OVER MY HEAD
L'aria fredda di novembre non veniva
trattenuta dalle vecchie imposte tarlate che, anzi, sbattevano con
violenza.
Un vento gelido penetrava nella stanza
dalle pareti scrostate.
Tuttavia, l'uomo che sedeva ad un
tavolo dalle gambe ballerine sembrava non accorgersene e, quando una
folata più violenta spalancò la finestra, facendo
entrare acqua di traverso, non si alzò nemmeno per
richiuderla.
Fissava un punto imprecisato sul muro
di fronte ed era come se non gliene importasse nulla di tutto quello
che lo circondava, di se stesso, della sua vita.
Non pareva particolarmente vecchio,
nonostante i capelli fossero già ingrigiti e le rughe gli
solcassero la fronte. Osservandolo la prima impressione era quella di
un uomo che la vita aveva reso vecchio anzitempo.
“A cosa bevi questa volta,
Remus?” chiese a se stesso, reggendo in mano un bicchiere mezzo
pieno di Odgen Stravecchio, come indicava la bottiglia posata sul
tavolo.
A niente beveva, non stava bevendo a
niente.
Stava facendo quello che, per anni,
aveva rimproverato al suo amico Sirius, che, nell 'alcool, vedeva una
soluzione a molti problemi: non si beveva solo per euforia, per
condividere un momento, si beveva anche per non pensare, per
dimenticare, per non dover fare i conti con i complicati grovigli
della mente.
“Se foste qui, ragazzi, non ci
credereste!
Io, il controllato e razionale Remus
Lupin, che affogo nell' alcool i miei dispiaceri.
Riesco ancora ad immaginarmele, le
vostre reazioni: il guizzo divertito negli occhi di James e la risata
canina di Sirius. Sarebbe solo un attimo, però, poi, vi
avvicinereste, prendereste due sedie che, tra l'altro, qui non ci
sono nemmeno, e mi togliereste il bicchiere di mano.

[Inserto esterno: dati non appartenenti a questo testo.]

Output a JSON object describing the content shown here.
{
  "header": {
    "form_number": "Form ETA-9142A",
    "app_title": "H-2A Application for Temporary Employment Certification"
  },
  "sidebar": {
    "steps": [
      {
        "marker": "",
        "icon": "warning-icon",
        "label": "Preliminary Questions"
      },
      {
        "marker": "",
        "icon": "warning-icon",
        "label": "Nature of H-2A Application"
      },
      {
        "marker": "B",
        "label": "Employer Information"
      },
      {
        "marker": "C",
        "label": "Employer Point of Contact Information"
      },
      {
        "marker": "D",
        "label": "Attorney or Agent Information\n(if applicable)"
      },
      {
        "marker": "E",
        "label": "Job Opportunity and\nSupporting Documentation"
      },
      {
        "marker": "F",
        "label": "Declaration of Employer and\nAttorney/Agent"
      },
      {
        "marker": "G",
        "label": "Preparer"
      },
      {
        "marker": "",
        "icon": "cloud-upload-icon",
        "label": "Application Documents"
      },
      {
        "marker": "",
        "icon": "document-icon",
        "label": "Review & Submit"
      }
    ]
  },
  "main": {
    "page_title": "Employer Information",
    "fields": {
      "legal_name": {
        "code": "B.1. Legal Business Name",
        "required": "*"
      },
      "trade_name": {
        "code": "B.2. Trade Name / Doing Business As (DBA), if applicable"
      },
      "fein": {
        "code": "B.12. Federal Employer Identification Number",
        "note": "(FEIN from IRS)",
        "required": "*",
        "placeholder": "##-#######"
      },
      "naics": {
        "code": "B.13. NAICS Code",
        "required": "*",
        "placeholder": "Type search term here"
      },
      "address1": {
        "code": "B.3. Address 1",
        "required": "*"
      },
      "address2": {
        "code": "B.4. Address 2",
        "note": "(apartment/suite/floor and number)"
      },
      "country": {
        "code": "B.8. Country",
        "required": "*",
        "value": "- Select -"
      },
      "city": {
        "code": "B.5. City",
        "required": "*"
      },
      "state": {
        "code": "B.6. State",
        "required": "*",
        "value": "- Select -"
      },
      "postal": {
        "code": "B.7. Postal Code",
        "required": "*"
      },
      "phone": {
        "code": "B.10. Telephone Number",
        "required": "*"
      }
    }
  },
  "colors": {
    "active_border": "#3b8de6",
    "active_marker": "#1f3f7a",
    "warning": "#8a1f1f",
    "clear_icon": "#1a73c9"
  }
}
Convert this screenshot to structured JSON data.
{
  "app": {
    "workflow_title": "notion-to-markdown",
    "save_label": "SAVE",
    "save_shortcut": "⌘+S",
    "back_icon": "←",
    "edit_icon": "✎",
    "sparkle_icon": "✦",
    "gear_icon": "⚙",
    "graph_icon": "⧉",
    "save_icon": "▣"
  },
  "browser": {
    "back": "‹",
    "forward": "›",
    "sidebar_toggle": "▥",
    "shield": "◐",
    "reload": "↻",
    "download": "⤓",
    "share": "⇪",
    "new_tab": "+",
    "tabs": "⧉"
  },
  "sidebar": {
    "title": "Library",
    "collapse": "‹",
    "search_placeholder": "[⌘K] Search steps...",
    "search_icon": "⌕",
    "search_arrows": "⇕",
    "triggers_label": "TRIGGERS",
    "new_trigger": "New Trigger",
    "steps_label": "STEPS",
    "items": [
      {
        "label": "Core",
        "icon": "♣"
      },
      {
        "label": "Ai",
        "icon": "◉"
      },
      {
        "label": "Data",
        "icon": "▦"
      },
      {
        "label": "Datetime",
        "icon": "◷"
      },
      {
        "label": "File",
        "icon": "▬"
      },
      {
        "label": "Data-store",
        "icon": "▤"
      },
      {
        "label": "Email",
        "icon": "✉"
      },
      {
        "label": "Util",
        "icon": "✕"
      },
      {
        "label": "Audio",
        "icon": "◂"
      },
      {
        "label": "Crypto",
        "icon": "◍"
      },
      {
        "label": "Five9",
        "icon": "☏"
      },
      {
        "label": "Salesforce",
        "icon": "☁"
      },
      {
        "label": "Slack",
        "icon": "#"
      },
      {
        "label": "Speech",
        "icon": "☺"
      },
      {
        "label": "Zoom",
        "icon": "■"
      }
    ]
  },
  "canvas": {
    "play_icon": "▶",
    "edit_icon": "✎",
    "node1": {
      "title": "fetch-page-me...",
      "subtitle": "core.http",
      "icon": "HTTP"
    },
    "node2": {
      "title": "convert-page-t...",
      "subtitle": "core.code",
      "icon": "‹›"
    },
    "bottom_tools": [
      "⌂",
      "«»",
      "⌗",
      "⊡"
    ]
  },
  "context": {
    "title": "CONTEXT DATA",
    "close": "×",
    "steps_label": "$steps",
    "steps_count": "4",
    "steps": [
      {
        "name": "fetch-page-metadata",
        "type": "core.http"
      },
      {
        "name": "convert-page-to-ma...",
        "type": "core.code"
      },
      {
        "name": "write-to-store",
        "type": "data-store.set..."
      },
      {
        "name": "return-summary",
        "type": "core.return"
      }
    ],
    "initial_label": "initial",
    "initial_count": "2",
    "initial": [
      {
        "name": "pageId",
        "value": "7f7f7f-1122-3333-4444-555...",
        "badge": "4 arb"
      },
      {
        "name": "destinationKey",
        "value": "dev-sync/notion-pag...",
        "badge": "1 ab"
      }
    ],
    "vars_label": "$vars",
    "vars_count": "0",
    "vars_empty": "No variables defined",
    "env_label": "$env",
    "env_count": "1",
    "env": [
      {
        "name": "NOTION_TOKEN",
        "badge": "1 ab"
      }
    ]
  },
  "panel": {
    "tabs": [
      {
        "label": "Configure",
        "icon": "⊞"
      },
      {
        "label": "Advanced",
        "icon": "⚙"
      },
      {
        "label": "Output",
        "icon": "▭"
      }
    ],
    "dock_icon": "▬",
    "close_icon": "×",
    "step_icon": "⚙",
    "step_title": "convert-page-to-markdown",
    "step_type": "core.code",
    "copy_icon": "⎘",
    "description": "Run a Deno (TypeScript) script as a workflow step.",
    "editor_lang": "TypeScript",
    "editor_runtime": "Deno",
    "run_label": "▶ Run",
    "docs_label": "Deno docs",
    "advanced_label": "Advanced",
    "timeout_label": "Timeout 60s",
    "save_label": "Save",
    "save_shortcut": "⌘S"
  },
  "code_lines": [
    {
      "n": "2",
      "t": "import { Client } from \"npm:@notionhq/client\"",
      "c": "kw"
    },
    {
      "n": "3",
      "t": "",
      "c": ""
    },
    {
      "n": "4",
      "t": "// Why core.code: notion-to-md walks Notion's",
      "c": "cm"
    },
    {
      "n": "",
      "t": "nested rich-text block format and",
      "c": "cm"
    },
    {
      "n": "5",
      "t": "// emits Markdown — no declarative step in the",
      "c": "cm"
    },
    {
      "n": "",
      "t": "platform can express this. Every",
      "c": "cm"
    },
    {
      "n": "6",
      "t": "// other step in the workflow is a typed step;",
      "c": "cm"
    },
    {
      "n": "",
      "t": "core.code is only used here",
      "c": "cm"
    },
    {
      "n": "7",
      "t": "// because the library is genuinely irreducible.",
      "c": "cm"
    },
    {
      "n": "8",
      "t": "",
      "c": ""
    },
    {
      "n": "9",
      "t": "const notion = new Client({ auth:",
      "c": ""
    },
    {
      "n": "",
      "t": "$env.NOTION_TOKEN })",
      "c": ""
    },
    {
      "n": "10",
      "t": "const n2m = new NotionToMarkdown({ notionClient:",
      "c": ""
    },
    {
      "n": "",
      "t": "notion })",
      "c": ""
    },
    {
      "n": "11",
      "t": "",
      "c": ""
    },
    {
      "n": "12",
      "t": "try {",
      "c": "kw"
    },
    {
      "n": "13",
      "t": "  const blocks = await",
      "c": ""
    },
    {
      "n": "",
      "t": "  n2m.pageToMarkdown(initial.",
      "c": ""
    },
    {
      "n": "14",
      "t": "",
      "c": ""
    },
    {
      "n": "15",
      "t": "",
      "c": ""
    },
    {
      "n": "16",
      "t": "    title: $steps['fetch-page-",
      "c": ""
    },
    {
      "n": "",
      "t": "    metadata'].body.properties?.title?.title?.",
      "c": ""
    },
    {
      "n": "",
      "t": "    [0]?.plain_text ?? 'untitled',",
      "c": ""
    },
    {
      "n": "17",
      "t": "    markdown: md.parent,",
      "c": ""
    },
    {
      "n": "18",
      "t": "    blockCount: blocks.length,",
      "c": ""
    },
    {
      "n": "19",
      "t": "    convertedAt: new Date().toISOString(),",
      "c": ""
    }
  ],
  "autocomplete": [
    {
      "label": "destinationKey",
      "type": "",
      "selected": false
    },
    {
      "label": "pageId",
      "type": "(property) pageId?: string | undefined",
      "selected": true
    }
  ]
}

Al che, tu, James mi chiederesti se va
tutto bene, se c'è qualcosa che desidero dirvi.
Io rimarrei zitto per un istante,
giusto il tempo di dire qualcosa come: “ Ecco io...”,
prima di essere interrotto da quel terremoto di Sirius, che, dandomi
una pacca sulle spalle, spazzerebbe via ogni mia titubanza, dicendo:
“ Avanti, Remus! Non tenerti tutto dentro! Parla, noi siamo qui
per questo!”
Siete sempre stati così, voi
due, fin da quando avete scoperto il mio segreto.
La vostra esuberanza che, nel caso di
Sirius rasentava addirittura l'invadenza, è sempre riuscita a
vincere i miei silenzi e la mia timidezza.
Avrei parlato, l'avrei fatto, eccome.
Voi mi avreste risposto che è naturale aiutarsi, fra amici.
Che ci saremmo sempre stati, l'uno per l'altro.
Questo era quello che eravamo soliti
dirci: “Ci saremo sempre. Qualunque cosa accada.”.
Ce lo dicevamo quando ancora vivevamo
nell'illusione che le nostre vite fossero perfette.
Strano che anch'io pensassi una cosa
simile,... avere una vita perfetta...
Eppure, c'è stato un tempo in
cui lo credevo, in cui ne ero convinto.
Eravamo carichi di quell'arroganza che
si possiede solo a vent'anni, quell'arroganza che è giusto
avere a quell'età.
Oserei dire che è una vera e
propria fortuna che, a quell'età, la si pensi così.
Sai, James, un po' lo invidio, tuo
figlio.
Nonostante tutto quello che gli è
successo, non si da mai per vinto, va avanti, tenace, per la sua
strada, convinto di riuscirci, alla fine.
Convinto di poter mettere fine a questo
orrore, convinto di poter cambiare il mondo.
Anche noi lo eravamo, alla sua età.
Ti somiglia, James. Ti somiglia così
tanto.
Mi chiedo spesso da dove gli arrivi
tutta questa forza. Forse non si è ancora reso del tutto conto
di quanto ha perso, preso com'è dalla foga degli eventi.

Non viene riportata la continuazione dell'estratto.